Monday, June 18, 2018

Holiday Music and Electronic Music

So three months after my last post and I am still working on that same one Christmas song. It's been rough. Too much stuff going on. (Although I must admit I also did waste some time unnecessarily). Am I ready to throw in the towel on my plan to have a holiday album out this year? No, not quite yet. But it isn't looking good. I may have to settle on another EP. At worst, I may have to settle on this one song, but that seems far-fetched. The good news is I have to do just a little more recording on this song and then put it all together. The bad news is I'm not sure how I will handle the drum track. Will I play actual drums or will I go with my Yamaha synth drum sounds? I do want to actually play but we'll see.

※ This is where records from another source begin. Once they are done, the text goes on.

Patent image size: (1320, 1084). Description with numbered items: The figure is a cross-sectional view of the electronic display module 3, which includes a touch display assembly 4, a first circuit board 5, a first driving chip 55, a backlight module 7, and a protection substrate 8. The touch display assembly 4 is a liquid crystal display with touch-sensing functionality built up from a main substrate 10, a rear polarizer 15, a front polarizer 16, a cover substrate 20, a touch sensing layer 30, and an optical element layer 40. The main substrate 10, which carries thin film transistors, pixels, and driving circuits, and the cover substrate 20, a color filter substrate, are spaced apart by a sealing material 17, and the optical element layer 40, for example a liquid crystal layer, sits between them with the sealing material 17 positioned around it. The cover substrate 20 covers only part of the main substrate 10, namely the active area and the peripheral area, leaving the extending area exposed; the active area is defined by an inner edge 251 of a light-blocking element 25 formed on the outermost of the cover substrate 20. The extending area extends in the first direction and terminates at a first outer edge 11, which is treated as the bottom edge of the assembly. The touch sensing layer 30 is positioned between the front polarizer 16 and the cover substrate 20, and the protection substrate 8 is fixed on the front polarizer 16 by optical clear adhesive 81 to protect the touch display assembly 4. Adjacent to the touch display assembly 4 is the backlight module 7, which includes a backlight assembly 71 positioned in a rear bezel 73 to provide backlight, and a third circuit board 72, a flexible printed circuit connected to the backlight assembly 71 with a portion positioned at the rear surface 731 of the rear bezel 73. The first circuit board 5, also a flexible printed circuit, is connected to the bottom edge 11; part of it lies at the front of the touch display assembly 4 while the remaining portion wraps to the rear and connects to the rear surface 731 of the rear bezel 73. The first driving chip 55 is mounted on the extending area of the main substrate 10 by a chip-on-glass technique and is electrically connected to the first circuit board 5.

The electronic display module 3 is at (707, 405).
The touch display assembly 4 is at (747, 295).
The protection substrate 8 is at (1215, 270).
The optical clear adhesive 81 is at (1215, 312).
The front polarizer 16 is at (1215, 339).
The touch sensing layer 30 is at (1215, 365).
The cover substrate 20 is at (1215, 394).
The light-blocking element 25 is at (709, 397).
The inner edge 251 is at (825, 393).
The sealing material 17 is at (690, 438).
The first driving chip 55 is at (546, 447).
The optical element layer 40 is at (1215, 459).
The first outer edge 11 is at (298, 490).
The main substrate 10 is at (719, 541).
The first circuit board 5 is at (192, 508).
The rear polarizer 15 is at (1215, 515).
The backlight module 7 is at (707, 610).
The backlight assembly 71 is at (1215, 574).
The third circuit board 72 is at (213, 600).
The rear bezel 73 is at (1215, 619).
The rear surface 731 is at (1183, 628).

Sometime in April I took a break from the Xmas song to record something using my Minimoog. This is a pretty amazing instrument in that it is a whole band in itself. Couple some of the melodic tones with a delay pedal and you get some very out-there electronic sounds.

I put together about a 5 or 6 track piece of different Moog sounds and made up a little electronic song. After doing this for a few days I felt the inspiration to do a whole album of songs made only (or almost entirely) on the Minomoog. I'm not saying I've done that already but it is another project that will be in the works.

What I came up with is a type of music that I have been searching for but could not find. I realize there are tons of music out there that I have not yet heard and never will. But based on my searches I have not found what I've been looking for. It all started with a Chernobyl disaster I saw online a few years ago. It had stock footage of Soviet nuclear power films and some very Moog-ish music playing along. The song was undoubtedly electronic and was most likely created on keyboards exclusively. What I don't know is whether the music was part of the film or if it was newly created for the documentary. The film's era is very hard to tell but I would guess it to be somewhere from the late 1960s to the early 1970s. The music fits in perfectly with that era and makes me skeptical that it was newly made for the program. But I cannot find any info about it and there is nothing in the credits.

How do I describe this music? It's outer spacey. It's futuristic in a retro sort of way. It's unsettling. It's early shoe-gazing music. It's sparse. It makes everything seem slow motion. It sounds like it was recorded in wide open spaces, like the glaciers of Iceland. It's atmospheric. It's ambient. It has that lo-fi feel. It gives warning. It can be ominous.

That's what I want to make. I don't have all the synth sounds I would like to have in order to do this. In particular there is a vintage sound which resembles voices singing "ohs" or "ahs" and it sounds really great.

I've listened to artists such as Suzanne Ciani and Klaus Schulze but their electronic art tends to not be very musical. I have no problem with long, drawn-out pieces even if they're not in a static rhythm. But it has to have a feel of musicality and a pulse to drive it. The "I Robot" album by The Alan Parsons Project has a lot of aspects of what I'm looking for, particularly the instrumental passages. I thought Kraftwerk may have been a source but their music sounds too gleeful.

I would like to find some of what I'm looking for from the period of 1969-1977. It has to be out there. But I haven't found it so I will try to make my own. I uploaded a super lo-fi version to my phone from my monitors of the song I made has unofficial working titles of "Moog Song" and "The Day Will Come." Here it is from soundcloud:




That's rather a short piece but I plan to make it a lot longer. I'm envisioning about 4-5 songs for a 40-minute album. And this is a project I believe I can get done before the year is up even if I start a few months from now.

But I really do want to work on the Christmas music. It has not been difficult as I thought it would be. The song I've been working on is rather funky and it keeps me in the spirit of working on it. I don't think it's strange to work on holiday music throughout the year, and it doesn't feel weird telling others that's what I'm doing. So onward I go!